Под вечер появился Алексей, разило самогоном, из кармана шаровар высовывалось горлышко бутылки. Сержант плюхнулся на скамью, культею, что подлинней, выгреб наземь комок трешек и рублей, побахвалился:
— Жить надо уметь, капитан. Часика четыре у сходней проторчал — и вот доходишко безгрешный. В напарники не желаешь? Ты сидишь, я стою, мне дают — ты берешь, разделение труда и выручка пополам.
Сергеев молча вскинул мешок, просунулся в тесьму — протез вознесся, как самоварная труба — и нырнул в сумрак, общупывая почву цельной ногой, прежде чем ступить деревяшкой.
На дебаркадер не пускали, тогда, кое-как преодолев боковой забор, Сергеев спустился к Волге, отыскал еще тепловатый плитняк и решил сидеть здесь, пока не прозябнет окончательно и не придется укрываться в душной вони вокзала.
Незаметно, как обмороком, он уснул и так же внезапно пробудился, обе ноги стыли, зубы начинали постукивать, Сергеев их еле урезонил.
Холодно и жестко бежала неподвижная река, и, отделенная лишь небольшим пространством, текла над нею другая, только матовая и кое-где поблескивавшая звездами. На дебаркадере мертво синели маскировочные лампы, внадрыв плакал ребенок и не слыхать было, чтоб его успокаивали. Голодно выла собака. Пахло водой, мазутом, песком, старым канатом и шкуркой вяленой рыбы. Ветер утих — близился рассвет.
Сергеев аккуратно припалил папироску — спички следовало экономить, а зажигалку подарил в госпитале, — и тотчас позади сказали:
— Выспались, ваше высокоблагородие?
Отвечать не хотелось — голос принадлежал Алексею, — да и нечего было на такой пустой вопрос отвечать, Сергеев отмолчался, а тот прибавил трезво:
— Промерз, поди, капитан, да и проголодался. И я тоже. Но — тебя ждал, покуда продрыхнешься. Давай по маленькой. У меня есть.
Выпить и в самом деле следовало, иначе можно простыть нешуточно, однако пить с Алексеем не хотелось, Сергеев буркнул отказ и в момент спохватился: а где нога? Неужто уперли-таки? Нет, за камень свалилась… Алексей угадал его жест, хохотнул:
— Третью ножку потеряли, ваше сиятельство?
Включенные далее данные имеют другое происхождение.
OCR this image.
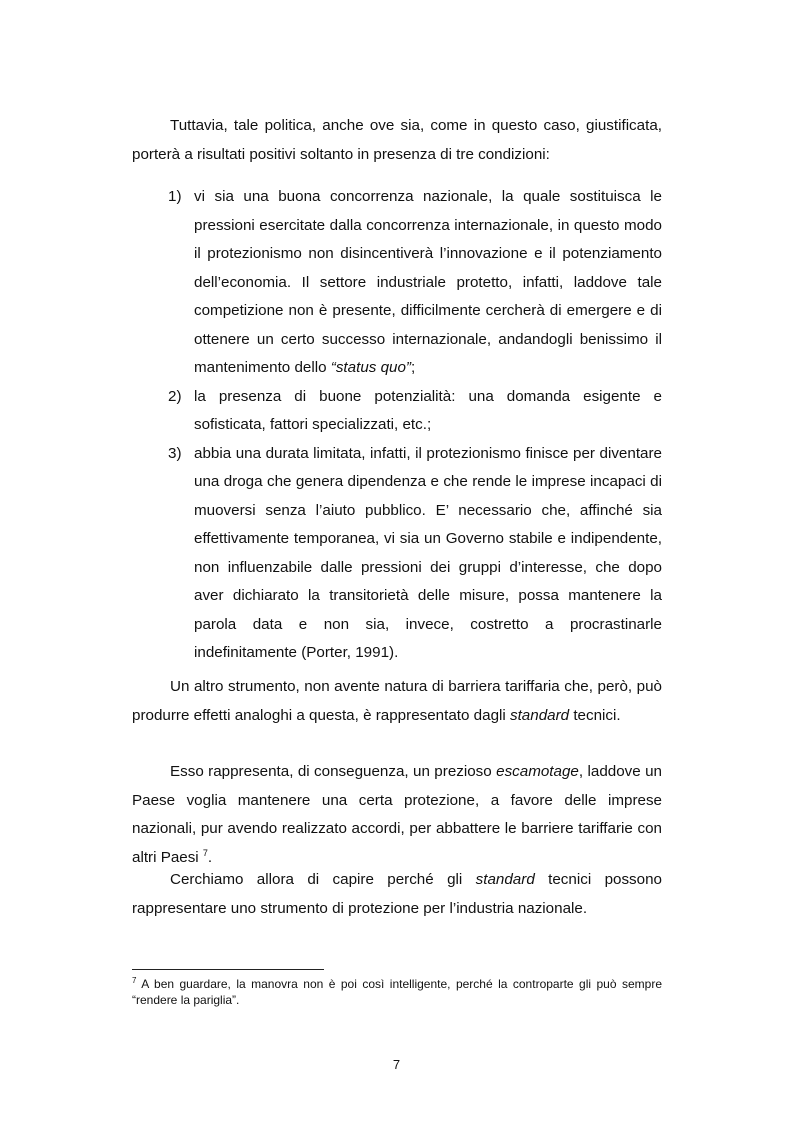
Tuttavia, tale politica, anche ove sia, come in questo caso, giustificata, porterà a risultati positivi soltanto in presenza di tre condizioni:

1) vi sia una buona concorrenza nazionale, la quale sostituisca le pressioni esercitate dalla concorrenza internazionale, in questo modo il protezionismo non disincentiverà l’innovazione e il potenziamento dell’economia. Il settore industriale protetto, infatti, laddove tale competizione non è presente, difficilmente cercherà di emergere e di ottenere un certo successo internazionale, andandogli benissimo il mantenimento dello “status quo”;
2) la presenza di buone potenzialità: una domanda esigente e sofisticata, fattori specializzati, etc.;
3) abbia una durata limitata, infatti, il protezionismo finisce per diventare una droga che genera dipendenza e che rende le imprese incapaci di muoversi senza l’aiuto pubblico. E’ necessario che, affinché sia effettivamente temporanea, vi sia un Governo stabile e indipendente, non influenzabile dalle pressioni dei gruppi d’interesse, che dopo aver dichiarato la transitorietà delle misure, possa mantenere la parola data e non sia, invece, costretto a procrastinarle indefinitamente (Porter, 1991).

Un altro strumento, non avente natura di barriera tariffaria che, però, può produrre effetti analoghi a questa, è rappresentato dagli standard tecnici.

Esso rappresenta, di conseguenza, un prezioso escamotage, laddove un Paese voglia mantenere una certa protezione, a favore delle imprese nazionali, pur avendo realizzato accordi, per abbattere le barriere tariffarie con altri Paesi $^7$.

Cerchiamo allora di capire perché gli standard tecnici possono rappresentare uno strumento di protezione per l’industria nazionale.

$^7$ A ben guardare, la manovra non è poi così intelligente, perché la controparte gli può sempre “rendere la pariglia”.

7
— Балабон, — сказал Сергеев. — Прихвати язык, до земли болтается.
— Не хошь — как хошь, — продолжал сержант про свое. — А я вот выпью. Подержи.
Для верности — чтоб и капли не пролить — он прихватил поднесенную бутылку зубами за горлышко, выцедил медленно, с таким звуком, будто жидкость лилась в узкую воронку.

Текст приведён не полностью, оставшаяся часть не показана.